To compile and execute this function, use the source.Cpp function in Rcpp. We create a vector of 1,000,000 random normal deviates, and see how long it takes our C++ function to find the variance as compared to the var function in R. Although the time savings are not as dramatic in this case, we still achieve a decent improvement, even though the R function is already vectorized.

> library(Rcpp)
> sourceCpp("varC.cpp")

> library(microbenchmark)

> x <- rnorm(1e6)

> microbenchmark(
+   var(x),
+   varC(x)
+ )
Unit: milliseconds
    expr      min       lq     mean   median       uq      max neval
  var(x) 6.947759 6.992777 7.041822 7.020535 7.077449 7.377417   100
 varC(x) 3.140090 3.179044 3.200733 3.190008 3.207968 3.311300   100

As a last illustration of making code more efficient, note the difference between the time required to fill a result object when you preallocate it as compared to simply creating the object. This is a way to save more time, especially when working with loops (which are sometimes unavoidable). Here, we create a loop that produces 100,000 random normal deviates. In the first case, we simply declare x1 to be a numeric vector and then fill it using the loop. In the second case, we preallocate the vector and then fill it.
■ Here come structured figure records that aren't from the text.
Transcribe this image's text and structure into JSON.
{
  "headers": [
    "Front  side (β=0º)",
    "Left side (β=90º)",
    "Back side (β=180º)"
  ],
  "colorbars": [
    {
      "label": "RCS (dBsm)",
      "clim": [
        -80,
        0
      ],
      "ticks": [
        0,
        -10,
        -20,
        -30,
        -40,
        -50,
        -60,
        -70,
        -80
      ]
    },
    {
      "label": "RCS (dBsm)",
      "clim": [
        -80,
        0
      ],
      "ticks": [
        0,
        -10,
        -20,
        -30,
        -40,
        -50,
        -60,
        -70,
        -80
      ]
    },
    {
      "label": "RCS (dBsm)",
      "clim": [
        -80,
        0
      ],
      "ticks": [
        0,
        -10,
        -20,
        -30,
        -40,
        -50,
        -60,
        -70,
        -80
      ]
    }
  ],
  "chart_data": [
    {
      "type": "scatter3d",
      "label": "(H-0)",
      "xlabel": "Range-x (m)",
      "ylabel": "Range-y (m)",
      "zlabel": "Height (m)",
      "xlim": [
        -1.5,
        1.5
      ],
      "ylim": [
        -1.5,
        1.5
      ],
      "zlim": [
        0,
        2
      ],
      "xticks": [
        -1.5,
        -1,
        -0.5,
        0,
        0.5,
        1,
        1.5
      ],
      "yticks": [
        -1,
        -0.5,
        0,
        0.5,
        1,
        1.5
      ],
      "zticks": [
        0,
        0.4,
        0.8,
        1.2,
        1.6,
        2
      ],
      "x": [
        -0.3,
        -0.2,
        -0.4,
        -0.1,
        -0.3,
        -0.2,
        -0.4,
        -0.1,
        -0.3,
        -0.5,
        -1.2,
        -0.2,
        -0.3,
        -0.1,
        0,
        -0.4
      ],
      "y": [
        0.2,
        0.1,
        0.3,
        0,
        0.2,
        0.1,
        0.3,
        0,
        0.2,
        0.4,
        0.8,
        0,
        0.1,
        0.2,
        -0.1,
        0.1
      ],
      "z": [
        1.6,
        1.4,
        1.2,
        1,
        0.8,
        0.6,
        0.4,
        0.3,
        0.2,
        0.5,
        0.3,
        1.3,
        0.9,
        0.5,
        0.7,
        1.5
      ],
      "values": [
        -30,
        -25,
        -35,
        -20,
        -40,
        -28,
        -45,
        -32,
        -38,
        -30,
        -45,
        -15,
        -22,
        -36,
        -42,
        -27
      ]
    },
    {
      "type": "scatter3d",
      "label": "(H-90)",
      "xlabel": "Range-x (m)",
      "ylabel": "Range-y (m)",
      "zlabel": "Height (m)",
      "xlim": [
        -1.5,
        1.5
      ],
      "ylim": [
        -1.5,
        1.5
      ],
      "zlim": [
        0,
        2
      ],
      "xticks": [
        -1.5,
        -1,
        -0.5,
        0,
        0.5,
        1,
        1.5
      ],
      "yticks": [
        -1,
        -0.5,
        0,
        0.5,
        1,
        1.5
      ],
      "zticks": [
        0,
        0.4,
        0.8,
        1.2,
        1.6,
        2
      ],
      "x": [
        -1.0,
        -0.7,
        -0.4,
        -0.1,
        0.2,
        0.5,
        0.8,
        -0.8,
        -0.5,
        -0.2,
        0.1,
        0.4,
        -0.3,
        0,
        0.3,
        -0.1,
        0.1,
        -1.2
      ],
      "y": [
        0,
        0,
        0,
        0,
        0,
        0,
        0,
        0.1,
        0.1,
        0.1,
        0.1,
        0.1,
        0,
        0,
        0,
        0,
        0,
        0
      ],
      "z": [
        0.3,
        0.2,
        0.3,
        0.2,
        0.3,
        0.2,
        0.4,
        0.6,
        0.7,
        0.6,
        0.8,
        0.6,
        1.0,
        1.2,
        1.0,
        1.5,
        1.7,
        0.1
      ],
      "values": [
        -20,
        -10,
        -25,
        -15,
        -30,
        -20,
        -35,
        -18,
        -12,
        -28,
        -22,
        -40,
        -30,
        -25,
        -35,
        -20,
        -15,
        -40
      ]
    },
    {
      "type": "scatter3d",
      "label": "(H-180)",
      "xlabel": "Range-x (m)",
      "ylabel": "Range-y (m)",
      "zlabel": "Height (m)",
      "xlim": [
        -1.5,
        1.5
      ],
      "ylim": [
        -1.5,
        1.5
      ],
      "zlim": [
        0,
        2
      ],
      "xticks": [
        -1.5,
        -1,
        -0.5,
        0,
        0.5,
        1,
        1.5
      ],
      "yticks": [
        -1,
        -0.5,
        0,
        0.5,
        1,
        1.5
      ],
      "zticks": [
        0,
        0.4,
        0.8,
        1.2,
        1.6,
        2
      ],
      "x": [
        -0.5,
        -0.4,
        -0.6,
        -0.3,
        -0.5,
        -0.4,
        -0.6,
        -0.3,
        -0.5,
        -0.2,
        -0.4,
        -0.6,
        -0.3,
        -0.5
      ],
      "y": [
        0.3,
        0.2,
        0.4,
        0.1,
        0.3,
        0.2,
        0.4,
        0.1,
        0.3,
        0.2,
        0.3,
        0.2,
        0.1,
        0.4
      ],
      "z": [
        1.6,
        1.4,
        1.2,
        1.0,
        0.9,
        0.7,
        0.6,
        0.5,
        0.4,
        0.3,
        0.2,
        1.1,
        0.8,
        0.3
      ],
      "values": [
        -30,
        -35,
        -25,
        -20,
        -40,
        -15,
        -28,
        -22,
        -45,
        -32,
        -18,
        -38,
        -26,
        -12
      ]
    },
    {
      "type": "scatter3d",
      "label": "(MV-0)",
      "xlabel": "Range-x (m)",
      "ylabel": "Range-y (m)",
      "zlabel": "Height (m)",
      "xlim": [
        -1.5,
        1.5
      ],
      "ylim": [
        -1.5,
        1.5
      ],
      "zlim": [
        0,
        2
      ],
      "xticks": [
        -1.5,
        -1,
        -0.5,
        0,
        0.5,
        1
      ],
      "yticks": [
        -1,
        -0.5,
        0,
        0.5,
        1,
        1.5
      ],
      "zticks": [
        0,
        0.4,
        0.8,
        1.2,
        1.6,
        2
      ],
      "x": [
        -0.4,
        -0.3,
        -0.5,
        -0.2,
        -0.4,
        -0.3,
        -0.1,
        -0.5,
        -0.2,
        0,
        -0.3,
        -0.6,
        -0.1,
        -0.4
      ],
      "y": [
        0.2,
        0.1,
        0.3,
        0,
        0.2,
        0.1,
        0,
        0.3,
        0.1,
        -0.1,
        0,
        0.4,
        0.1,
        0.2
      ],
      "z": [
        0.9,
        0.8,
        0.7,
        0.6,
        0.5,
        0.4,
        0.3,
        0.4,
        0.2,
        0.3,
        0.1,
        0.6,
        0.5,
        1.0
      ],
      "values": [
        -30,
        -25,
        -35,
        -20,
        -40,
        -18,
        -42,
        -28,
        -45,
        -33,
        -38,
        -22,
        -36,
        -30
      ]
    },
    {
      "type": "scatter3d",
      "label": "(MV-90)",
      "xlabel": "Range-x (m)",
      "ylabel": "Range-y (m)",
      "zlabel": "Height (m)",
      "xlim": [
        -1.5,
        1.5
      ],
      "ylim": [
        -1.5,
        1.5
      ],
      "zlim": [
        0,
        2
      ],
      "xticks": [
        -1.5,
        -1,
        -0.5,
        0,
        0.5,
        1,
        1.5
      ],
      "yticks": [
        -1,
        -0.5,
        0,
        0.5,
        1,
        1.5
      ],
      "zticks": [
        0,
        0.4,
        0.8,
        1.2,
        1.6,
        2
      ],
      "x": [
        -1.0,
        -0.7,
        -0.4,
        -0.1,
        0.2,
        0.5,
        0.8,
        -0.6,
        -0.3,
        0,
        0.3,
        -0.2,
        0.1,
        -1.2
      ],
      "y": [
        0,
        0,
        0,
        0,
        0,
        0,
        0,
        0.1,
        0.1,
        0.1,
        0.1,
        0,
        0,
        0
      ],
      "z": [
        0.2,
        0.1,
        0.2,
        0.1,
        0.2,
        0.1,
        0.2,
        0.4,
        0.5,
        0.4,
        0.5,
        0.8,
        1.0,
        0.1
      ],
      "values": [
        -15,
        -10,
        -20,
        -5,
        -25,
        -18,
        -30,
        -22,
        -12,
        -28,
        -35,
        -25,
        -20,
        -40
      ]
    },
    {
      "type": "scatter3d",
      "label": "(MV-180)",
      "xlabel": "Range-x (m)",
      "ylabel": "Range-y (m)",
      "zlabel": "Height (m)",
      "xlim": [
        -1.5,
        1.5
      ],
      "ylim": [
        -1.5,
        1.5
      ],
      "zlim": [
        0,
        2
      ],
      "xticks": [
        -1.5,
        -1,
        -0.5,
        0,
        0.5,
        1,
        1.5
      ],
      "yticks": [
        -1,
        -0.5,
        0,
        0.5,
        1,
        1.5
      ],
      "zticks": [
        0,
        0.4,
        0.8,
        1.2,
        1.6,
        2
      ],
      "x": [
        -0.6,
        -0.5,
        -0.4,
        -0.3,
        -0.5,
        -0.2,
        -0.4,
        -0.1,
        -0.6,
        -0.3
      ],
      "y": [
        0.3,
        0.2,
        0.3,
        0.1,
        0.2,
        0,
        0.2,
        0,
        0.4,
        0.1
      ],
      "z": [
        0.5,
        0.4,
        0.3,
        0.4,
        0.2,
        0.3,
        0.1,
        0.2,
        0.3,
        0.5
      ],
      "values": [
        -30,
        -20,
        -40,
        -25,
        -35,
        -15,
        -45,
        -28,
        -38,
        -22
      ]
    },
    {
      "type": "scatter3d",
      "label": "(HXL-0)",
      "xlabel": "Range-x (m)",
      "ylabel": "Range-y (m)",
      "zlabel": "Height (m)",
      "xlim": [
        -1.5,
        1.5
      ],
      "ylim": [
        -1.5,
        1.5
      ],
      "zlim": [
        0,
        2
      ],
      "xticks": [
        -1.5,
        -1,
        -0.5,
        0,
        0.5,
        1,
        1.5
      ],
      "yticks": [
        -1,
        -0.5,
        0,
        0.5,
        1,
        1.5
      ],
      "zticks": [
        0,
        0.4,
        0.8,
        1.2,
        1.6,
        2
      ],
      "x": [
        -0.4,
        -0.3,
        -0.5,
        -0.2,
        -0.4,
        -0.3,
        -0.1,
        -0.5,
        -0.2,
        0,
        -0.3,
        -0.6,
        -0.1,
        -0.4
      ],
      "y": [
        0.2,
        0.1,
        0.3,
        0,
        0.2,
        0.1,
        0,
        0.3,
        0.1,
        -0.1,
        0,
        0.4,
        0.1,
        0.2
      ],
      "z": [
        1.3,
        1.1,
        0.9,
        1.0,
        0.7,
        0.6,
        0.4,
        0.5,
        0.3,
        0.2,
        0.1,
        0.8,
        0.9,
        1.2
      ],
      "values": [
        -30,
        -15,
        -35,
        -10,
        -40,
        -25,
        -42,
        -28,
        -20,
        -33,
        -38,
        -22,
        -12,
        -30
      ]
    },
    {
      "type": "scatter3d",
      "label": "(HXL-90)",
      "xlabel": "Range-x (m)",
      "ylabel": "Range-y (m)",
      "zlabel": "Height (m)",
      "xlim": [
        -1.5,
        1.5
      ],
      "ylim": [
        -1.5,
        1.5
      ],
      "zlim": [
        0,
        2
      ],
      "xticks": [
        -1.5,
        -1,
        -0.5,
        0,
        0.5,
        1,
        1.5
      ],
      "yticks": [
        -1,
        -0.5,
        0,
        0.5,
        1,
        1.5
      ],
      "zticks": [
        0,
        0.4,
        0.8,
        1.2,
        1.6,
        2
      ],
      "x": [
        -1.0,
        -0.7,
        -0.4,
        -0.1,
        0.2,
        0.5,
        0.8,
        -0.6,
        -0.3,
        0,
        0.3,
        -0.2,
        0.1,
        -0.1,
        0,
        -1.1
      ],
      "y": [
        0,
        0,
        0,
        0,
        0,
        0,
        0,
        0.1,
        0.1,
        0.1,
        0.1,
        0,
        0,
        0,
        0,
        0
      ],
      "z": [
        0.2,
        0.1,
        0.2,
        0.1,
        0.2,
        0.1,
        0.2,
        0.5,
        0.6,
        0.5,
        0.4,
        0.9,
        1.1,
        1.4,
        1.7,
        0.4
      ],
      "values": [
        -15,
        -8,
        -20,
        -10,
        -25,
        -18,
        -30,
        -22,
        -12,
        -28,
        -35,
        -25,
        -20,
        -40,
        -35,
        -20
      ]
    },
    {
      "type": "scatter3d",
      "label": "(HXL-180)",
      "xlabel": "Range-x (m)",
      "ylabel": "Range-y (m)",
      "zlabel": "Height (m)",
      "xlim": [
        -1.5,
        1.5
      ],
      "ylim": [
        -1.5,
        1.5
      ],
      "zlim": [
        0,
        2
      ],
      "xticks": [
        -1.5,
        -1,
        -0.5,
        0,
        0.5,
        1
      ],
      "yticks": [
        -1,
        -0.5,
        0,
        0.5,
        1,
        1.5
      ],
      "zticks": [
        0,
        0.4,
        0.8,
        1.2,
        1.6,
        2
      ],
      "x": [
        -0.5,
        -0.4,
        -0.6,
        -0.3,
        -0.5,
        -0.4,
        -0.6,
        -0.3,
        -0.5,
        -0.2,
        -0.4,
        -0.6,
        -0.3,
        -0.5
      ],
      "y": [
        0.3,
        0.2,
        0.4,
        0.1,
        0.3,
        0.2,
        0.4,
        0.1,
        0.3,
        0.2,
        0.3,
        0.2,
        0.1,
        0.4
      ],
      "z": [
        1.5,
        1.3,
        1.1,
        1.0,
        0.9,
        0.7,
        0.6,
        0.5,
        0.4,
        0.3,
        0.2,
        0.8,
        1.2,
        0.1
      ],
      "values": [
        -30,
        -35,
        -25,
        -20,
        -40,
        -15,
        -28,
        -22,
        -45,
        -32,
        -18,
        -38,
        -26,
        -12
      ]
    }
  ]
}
Notice the substantial speed difference the preallocation makes.

> timer <- system.time({
+ x1 <- numeric()
+ for(i in 1:100000) x1[i] = rnorm(1)
+ })[3]
> timer
elapsed
  10.03
> timer <- system.time({
+ x1 <- numeric(100000)
+ for(i in 1:100000) x1[i] = rnorm(1)
+ })[3]
> timer
elapsed
   0.52

We have scratched the surface of the very powerful and flexible Rcpp package, but I hope the interested reader has enough information from this recipe to get started and to continue to learn how to work with the package.